Has anyone snorkeled a yamaha timberwolf before and if so how did you do it?


----------



## hondarecoveryman

I have snorkeled one before .....I used PVC ....LOL its really easy to do


----------



## IBBruin

I have a 250 Bear Tracker. As wide open as that thing is it can't be very hard. The only part that might be kinda tricky is hooking the snorkel up to the air box.


----------



## Grizzly08

Its not hard at all just cut you a hole epoxy you a fitting in and run it to the front usually going down the left side of atv if sitting on it.


----------



## Newbruteforcetothegame

Ok so I all I will have to is run PVC pipe from the intake box and that's all?


----------



## IBBruin

You'll need to run the carb vent line up. If you're going to use it like a submarine You might as well run each brake vent line up also. Each drum brake will have an air vent line. If I remember right you only have one rear brake on the right side so you'd end up with three brake vents. You could use the plastic T's from Autozone or something and tie all three together to end up with just one running up. Don't forget to run the rear differential vent line up also. 

Carb vent
Rear diff vent
Brake vent
Airbox snorkel


----------



## MudWolf88

Well I got a question guys what size pvc pipe would be the best size to use? An can't you use the original outlet in the breather box? An also I got a broken box should I apoxy the box shut? If y'all haven't figured out this is my first time snorkleing a atv so any helps or tips or diagrams would be nice.


----------



## Polaris425

I would start with 1-1/2. We snorkeled a big bear with 1-1/2 and it ran pretty good.


----------



## MudWolf88

One more question how tall should it be? Its going on a timberwolf 4x4 (of course)?


----------



## Polaris425

Height is totally up to you. Whatever you think will look/work best.


----------



## IBBruin

MudWolf88 said:


> One more question how tall should it be? Its going on a timberwolf 4x4 (of course)?

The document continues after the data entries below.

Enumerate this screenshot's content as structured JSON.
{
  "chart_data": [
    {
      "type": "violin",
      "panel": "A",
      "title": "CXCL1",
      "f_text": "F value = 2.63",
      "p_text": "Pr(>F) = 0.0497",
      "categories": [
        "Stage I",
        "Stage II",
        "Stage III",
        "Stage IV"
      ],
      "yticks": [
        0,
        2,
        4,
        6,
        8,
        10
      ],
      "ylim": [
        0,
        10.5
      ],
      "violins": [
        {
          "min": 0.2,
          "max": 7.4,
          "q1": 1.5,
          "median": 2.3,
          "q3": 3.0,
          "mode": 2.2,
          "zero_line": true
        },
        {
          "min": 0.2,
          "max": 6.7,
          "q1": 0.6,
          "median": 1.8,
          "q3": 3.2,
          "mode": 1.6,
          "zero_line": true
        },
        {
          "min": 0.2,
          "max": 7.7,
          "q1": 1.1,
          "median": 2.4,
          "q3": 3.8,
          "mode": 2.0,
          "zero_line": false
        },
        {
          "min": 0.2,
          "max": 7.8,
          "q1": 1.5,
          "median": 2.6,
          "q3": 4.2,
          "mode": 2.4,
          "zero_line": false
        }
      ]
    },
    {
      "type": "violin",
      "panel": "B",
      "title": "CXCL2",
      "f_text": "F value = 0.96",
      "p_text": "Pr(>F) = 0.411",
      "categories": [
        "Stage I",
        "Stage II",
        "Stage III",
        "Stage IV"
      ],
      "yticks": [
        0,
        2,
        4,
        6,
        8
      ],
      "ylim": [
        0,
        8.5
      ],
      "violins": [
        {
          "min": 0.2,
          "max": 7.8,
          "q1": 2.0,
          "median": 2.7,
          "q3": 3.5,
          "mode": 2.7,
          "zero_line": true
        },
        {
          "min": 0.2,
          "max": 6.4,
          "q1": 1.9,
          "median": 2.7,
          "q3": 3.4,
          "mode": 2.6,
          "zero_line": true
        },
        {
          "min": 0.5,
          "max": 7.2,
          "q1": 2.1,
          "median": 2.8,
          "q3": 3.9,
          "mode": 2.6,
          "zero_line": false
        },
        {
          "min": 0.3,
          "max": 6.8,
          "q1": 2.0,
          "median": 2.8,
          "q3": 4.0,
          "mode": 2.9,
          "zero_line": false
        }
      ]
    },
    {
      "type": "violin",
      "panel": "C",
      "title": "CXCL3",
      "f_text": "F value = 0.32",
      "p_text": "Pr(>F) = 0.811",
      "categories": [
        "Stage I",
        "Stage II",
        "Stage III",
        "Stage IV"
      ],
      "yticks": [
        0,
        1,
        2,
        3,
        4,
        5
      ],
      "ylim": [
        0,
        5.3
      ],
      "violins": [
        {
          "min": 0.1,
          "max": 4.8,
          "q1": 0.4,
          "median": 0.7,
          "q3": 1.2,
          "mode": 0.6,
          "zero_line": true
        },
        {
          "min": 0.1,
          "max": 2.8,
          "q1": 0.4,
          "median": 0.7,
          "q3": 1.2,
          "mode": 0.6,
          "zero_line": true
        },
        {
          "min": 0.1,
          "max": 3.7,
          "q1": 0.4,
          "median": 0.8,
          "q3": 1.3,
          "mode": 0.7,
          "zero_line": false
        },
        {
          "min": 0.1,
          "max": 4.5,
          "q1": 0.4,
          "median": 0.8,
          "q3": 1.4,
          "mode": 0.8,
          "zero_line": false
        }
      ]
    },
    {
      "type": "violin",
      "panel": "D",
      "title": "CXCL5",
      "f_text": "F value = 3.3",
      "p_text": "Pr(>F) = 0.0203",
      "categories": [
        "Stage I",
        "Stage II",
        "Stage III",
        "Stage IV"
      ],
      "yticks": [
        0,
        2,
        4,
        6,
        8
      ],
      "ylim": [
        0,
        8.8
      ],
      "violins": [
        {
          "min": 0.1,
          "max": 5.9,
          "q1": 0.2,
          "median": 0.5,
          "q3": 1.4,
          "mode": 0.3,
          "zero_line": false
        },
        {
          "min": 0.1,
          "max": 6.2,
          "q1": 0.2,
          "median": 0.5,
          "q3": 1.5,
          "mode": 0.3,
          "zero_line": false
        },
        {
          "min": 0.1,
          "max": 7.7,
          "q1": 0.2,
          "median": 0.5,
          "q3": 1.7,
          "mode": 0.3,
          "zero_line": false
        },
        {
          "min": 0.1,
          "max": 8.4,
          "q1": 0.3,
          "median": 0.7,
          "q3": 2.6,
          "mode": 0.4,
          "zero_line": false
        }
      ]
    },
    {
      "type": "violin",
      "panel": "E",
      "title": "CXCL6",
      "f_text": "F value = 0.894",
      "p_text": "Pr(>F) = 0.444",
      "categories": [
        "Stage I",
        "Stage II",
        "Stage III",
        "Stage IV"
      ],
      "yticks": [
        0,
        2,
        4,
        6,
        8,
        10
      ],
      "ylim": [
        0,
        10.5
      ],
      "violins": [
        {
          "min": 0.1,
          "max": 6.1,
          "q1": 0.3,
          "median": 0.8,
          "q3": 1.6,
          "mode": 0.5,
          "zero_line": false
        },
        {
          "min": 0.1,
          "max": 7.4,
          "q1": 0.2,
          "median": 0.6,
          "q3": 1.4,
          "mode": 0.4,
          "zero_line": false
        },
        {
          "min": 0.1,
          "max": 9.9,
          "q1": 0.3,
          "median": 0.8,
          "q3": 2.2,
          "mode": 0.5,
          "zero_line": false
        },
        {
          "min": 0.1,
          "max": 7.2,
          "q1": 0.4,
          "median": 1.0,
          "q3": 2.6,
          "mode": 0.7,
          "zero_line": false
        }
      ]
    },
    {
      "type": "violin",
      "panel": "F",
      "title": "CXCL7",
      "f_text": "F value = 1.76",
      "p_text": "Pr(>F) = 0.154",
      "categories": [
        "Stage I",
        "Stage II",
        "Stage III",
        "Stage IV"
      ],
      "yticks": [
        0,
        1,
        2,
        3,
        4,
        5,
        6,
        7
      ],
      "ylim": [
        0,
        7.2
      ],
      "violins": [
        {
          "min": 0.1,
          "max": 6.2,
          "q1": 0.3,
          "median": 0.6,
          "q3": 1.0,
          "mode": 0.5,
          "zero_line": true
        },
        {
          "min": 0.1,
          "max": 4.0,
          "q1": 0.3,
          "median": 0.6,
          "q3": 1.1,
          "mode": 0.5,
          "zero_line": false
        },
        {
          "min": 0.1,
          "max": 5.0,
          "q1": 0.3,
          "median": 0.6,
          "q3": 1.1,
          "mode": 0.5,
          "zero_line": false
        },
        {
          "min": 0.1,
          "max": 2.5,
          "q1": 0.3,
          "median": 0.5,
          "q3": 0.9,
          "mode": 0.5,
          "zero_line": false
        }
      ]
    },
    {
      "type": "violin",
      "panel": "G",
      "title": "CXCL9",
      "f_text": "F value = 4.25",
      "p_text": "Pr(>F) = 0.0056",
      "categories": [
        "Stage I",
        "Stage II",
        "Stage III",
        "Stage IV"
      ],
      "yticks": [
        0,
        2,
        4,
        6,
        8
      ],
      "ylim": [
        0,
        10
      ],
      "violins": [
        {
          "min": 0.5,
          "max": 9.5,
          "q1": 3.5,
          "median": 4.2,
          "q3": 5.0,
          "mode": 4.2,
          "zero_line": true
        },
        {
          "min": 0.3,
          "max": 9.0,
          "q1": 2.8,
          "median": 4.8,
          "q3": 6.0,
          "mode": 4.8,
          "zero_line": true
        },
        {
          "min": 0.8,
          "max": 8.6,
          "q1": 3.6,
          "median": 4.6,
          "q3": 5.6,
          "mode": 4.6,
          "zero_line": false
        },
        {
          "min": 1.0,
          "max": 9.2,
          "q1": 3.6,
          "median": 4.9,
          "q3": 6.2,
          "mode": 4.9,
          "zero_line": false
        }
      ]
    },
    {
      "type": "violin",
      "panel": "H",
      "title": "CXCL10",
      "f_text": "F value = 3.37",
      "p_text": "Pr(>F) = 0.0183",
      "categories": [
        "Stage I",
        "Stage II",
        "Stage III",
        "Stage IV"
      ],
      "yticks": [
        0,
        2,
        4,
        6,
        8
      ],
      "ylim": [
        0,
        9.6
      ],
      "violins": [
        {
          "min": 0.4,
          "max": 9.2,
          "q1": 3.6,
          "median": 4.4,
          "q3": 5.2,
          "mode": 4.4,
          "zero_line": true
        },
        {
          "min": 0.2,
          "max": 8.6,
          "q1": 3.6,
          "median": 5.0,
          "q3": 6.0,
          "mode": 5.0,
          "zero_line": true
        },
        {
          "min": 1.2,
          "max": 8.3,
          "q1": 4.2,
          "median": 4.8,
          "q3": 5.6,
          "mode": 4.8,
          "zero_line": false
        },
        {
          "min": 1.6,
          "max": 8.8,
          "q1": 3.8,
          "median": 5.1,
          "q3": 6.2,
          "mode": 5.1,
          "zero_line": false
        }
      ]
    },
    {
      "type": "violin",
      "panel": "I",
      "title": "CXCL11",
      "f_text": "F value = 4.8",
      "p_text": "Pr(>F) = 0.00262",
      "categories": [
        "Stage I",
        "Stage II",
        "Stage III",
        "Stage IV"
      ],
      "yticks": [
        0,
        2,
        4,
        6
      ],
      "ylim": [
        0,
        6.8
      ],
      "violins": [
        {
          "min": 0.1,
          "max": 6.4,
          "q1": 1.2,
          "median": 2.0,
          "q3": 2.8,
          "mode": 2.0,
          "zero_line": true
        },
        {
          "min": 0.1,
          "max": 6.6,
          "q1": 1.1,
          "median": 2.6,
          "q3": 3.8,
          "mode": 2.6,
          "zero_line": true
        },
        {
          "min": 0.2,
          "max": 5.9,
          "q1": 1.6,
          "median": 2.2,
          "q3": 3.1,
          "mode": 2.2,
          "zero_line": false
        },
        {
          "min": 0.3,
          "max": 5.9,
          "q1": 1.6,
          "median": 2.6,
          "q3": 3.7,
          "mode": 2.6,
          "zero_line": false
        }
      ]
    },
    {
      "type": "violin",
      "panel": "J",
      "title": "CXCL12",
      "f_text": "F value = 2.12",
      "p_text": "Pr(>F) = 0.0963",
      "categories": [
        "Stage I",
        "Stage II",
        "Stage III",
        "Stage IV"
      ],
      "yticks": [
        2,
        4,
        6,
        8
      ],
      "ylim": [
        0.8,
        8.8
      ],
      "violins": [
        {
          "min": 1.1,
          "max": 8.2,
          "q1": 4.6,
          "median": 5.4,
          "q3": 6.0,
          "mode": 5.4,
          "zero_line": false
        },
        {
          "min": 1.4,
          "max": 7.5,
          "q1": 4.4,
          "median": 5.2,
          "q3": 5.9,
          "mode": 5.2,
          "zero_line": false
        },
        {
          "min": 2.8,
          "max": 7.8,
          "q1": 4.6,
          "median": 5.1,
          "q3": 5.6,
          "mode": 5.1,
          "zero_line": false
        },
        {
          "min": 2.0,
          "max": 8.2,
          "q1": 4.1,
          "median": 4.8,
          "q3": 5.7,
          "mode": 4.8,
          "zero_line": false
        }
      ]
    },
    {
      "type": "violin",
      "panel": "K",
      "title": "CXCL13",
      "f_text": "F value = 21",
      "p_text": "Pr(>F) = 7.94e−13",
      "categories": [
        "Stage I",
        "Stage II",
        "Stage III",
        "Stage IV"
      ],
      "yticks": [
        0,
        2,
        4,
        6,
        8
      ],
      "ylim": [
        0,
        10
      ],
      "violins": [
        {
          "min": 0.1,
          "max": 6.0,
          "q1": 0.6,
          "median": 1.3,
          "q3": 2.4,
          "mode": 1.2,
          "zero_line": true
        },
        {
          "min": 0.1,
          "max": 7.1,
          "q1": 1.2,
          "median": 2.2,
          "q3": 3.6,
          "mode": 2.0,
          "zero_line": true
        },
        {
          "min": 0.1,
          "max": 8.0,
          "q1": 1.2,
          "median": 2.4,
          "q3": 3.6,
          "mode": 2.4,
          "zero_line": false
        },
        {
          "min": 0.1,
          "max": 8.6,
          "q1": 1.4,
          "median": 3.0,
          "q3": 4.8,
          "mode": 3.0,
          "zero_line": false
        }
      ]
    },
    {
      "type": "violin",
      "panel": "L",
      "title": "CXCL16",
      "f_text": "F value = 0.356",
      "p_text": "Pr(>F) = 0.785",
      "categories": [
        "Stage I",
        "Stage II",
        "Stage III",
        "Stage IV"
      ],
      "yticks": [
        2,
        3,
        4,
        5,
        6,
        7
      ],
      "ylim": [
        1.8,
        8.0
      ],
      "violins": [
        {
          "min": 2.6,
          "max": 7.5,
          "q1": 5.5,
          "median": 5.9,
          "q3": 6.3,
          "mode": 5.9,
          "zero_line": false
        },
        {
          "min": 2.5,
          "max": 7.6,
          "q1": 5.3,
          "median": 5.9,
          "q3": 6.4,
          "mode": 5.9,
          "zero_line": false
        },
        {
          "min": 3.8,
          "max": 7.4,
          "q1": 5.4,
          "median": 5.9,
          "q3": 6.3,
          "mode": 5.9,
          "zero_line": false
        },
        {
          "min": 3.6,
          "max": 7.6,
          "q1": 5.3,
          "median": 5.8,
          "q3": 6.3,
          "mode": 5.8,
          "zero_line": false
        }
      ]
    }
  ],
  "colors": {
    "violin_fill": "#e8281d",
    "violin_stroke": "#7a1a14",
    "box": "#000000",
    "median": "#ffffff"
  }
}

I also depends on how deep of water you plan on attempting. Bump530 has one on his Honda that's about 6 feet tall I think.


----------



## wyatthoff123

Newbruteforcetothegame said:


> Has anyone snorkeled a yamaha timberwolf before and if so how did you do it?


yes, u need a can of rubber cement, 6 foot of vacume cleaner hose, ur choice of pvc pipe size, pvc cement, 2 45 degree angles and a 90 for the top, run the tube off of the rubber boot under you seat, remove it from its original position down under the frame slide the tube over it with rubber cement and then all the way up to the front zip tied to the frame then hooked onto the pvc with rubber cement under the front "rack" run it out of the middle as close to your handle bars as you dare, 45 it right first thing thhen 3 inches or how ever long u want it of pipe then the other 45 straight up as high as u want to the 90 degree angle


----------